2) Exportação de abonos de família. Ficou ainda decidido que será produzida legislação para dar opção de escolha aos Estados-membros sobre o valor das prestações familiares quando, por exemplo, se está perante um polaco a trabalhar no Reino Unido mas cujos filhos permaneceram na Polónia. Nessa situação, as prestações familiares pagas pelo Estado social britânico poderão ser “indexadas” às condições do Estado-membro onde os filhos residem. Esta passará, desde já, a ser a regra para todos os novos pedidos feitos por trabalhadores da UE no Estado-membro de acolhimento. E a partir de 1 de Janeiro de 2020, todos os Estados-membros poderão alargar a indexação a pedidos existentes de prestações familiares por filhos a cargo já exportadas por trabalhadores da UE.

A Comissão afirma que não tenciona propor que o futuro sistema de indexação opcional seja alargado a outros tipos de prestações exportáveis, como as pensões de reforma.
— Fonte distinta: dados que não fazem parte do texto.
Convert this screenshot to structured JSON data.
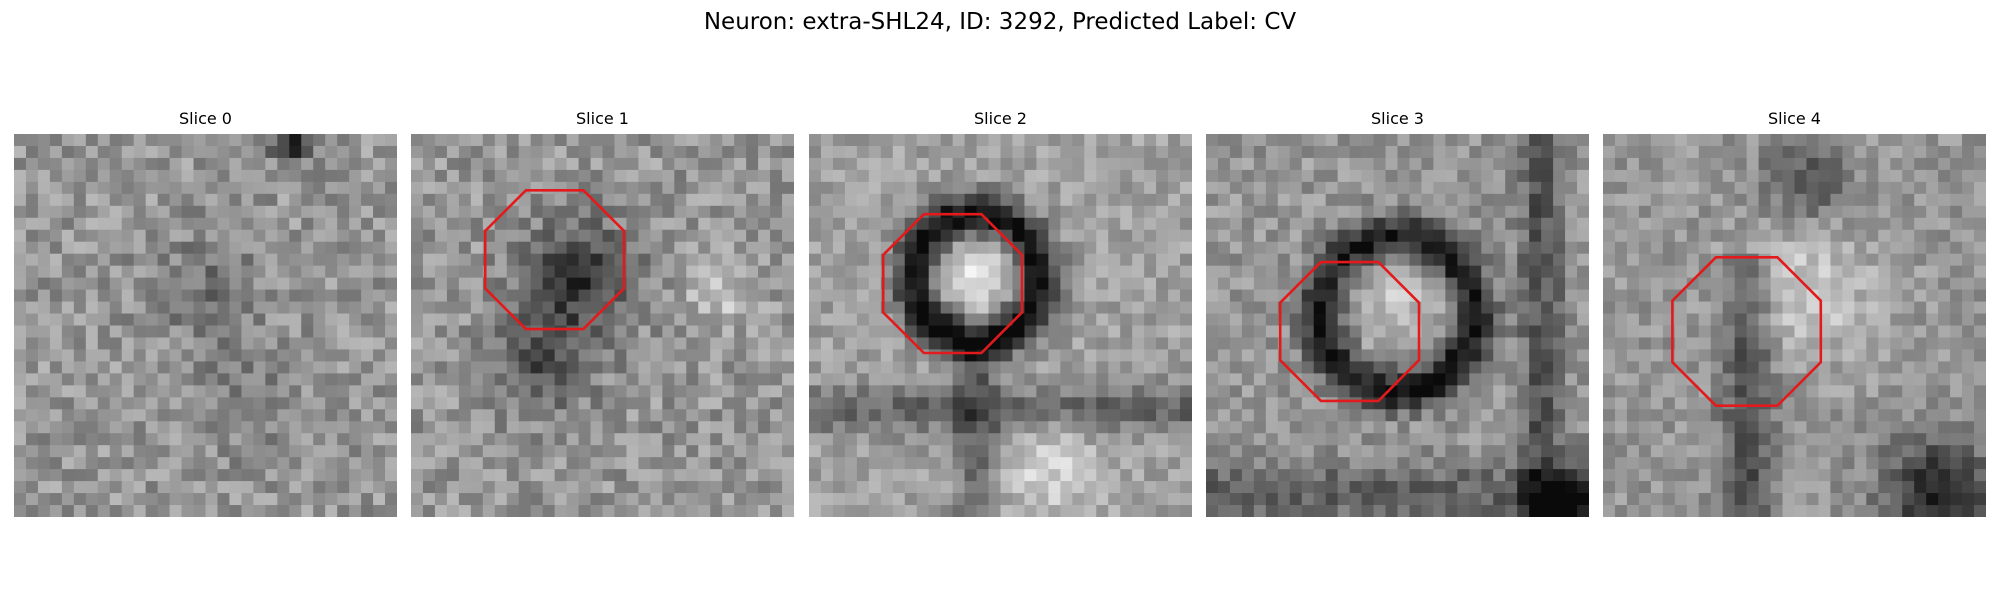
{
  "figure": {
    "title": "Neuron: extra-SHL24, ID: 3292, Predicted Label: CV"
  },
  "panels": [
    {
      "title": "Slice 0",
      "has_outline": false
    },
    {
      "title": "Slice 1",
      "has_outline": true
    },
    {
      "title": "Slice 2",
      "has_outline": true
    },
    {
      "title": "Slice 3",
      "has_outline": true
    },
    {
      "title": "Slice 4",
      "has_outline": true
    }
  ],
  "colors": {
    "outline": "#e31a1c",
    "background": "#ffffff"
  }
}
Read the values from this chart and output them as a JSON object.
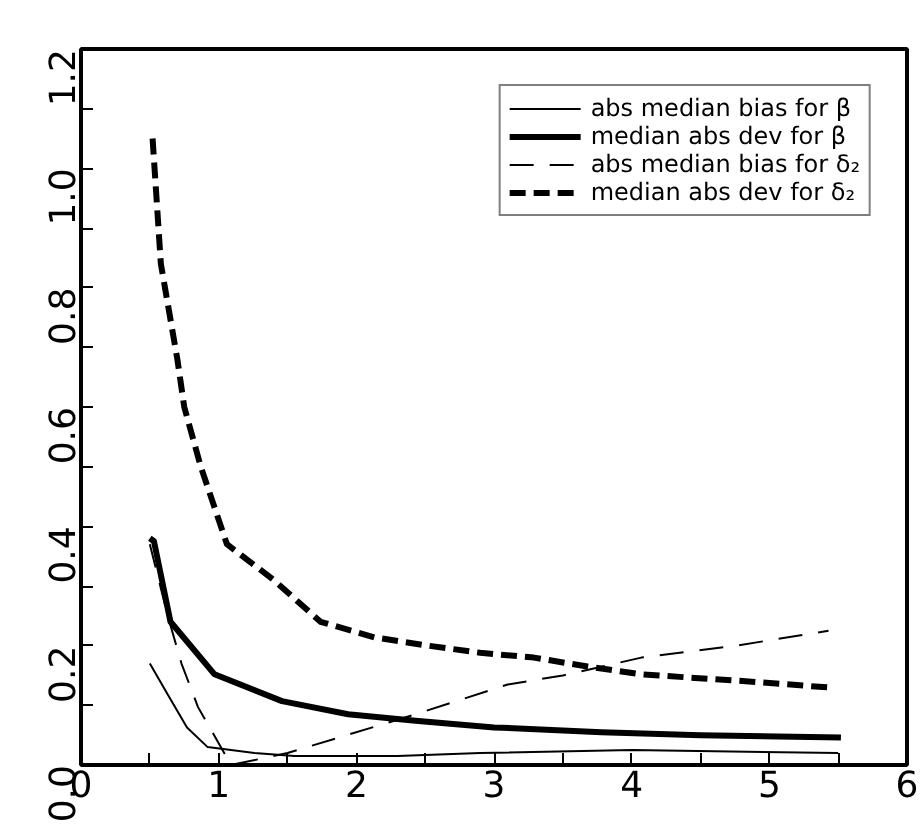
{
  "chart_data": {
    "type": "line",
    "xlim": [
      0,
      6
    ],
    "ylim": [
      0,
      1.2
    ],
    "xticks": [
      0,
      {
        "value": 0.5,
        "label": null
      },
      1,
      {
        "value": 1.5,
        "label": null
      },
      2,
      {
        "value": 2.5,
        "label": null
      },
      3,
      {
        "value": 3.5,
        "label": null
      },
      4,
      {
        "value": 4.5,
        "label": null
      },
      5,
      {
        "value": 5.5,
        "label": null
      },
      6
    ],
    "yticks": [
      {
        "value": 0,
        "label": "0.0"
      },
      {
        "value": 0.1,
        "label": null
      },
      0.2,
      {
        "value": 0.3,
        "label": null
      },
      0.4,
      {
        "value": 0.5,
        "label": null
      },
      0.6,
      {
        "value": 0.7,
        "label": null
      },
      0.8,
      {
        "value": 0.9,
        "label": null
      },
      {
        "value": 1,
        "label": "1.0"
      },
      {
        "value": 1.1,
        "label": null
      },
      1.2
    ],
    "grid": false,
    "legend": "top right",
    "marker": "none",
    "series": [
      {
        "name": "abs median bias for β",
        "color": "#000000",
        "line_style": "solid",
        "x": [
          0.5,
          0.63,
          0.77,
          0.92,
          1.26,
          1.55,
          2.3,
          2.9,
          4.0,
          5.5
        ],
        "values": [
          0.17,
          0.118,
          0.063,
          0.03,
          0.02,
          0.015,
          0.015,
          0.02,
          0.025,
          0.02
        ]
      },
      {
        "name": "median abs dev for β",
        "color": "#000000",
        "line_style": "solid",
        "x": [
          0.5,
          0.53,
          0.65,
          0.97,
          1.46,
          1.94,
          2.43,
          3.0,
          3.78,
          4.5,
          5.52
        ],
        "values": [
          0.38,
          0.375,
          0.24,
          0.152,
          0.107,
          0.085,
          0.074,
          0.063,
          0.055,
          0.05,
          0.046
        ]
      },
      {
        "name": "abs median bias for δ₂",
        "color": "#000000",
        "line_style": "dashed",
        "x": [
          0.5,
          0.63,
          0.73,
          0.85,
          1.09,
          1.5,
          1.93,
          2.43,
          3.1,
          3.5,
          4.07,
          4.76,
          5.43
        ],
        "values": [
          0.37,
          0.25,
          0.17,
          0.097,
          0.0,
          0.02,
          0.05,
          0.085,
          0.135,
          0.15,
          0.18,
          0.2,
          0.225
        ]
      },
      {
        "name": "median abs dev for δ₂",
        "color": "#000000",
        "line_style": "dashed",
        "x": [
          0.52,
          0.58,
          0.7,
          0.75,
          0.87,
          1.06,
          1.4,
          1.74,
          2.13,
          2.52,
          2.9,
          3.29,
          3.68,
          4.07,
          4.46,
          4.85,
          5.43
        ],
        "values": [
          1.05,
          0.84,
          0.68,
          0.6,
          0.5,
          0.37,
          0.31,
          0.24,
          0.214,
          0.2,
          0.188,
          0.18,
          0.165,
          0.152,
          0.146,
          0.14,
          0.13
        ]
      }
    ]
  }
}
Quem pode aplicar estes mecanismos?

Todos os Estados-membros, sendo que se considera, desde já, que o Reino Unido preenche as condições para accionar estes “travões” no imediato: ou seja, a partir da data em que Londres comunique formalmente o resultado do referendo marcado para 23 de Junho, mas apenas se deste resultar a decisão de o Reino Unido permanecer na UE. Caso o “não” vença, o enquadramento jurídico será naturalmente muito distinto: começará o divórcio de um casamento tenso realizado em 1973 que pode levar dois anos a consumar-se. (Jornal de Negocios)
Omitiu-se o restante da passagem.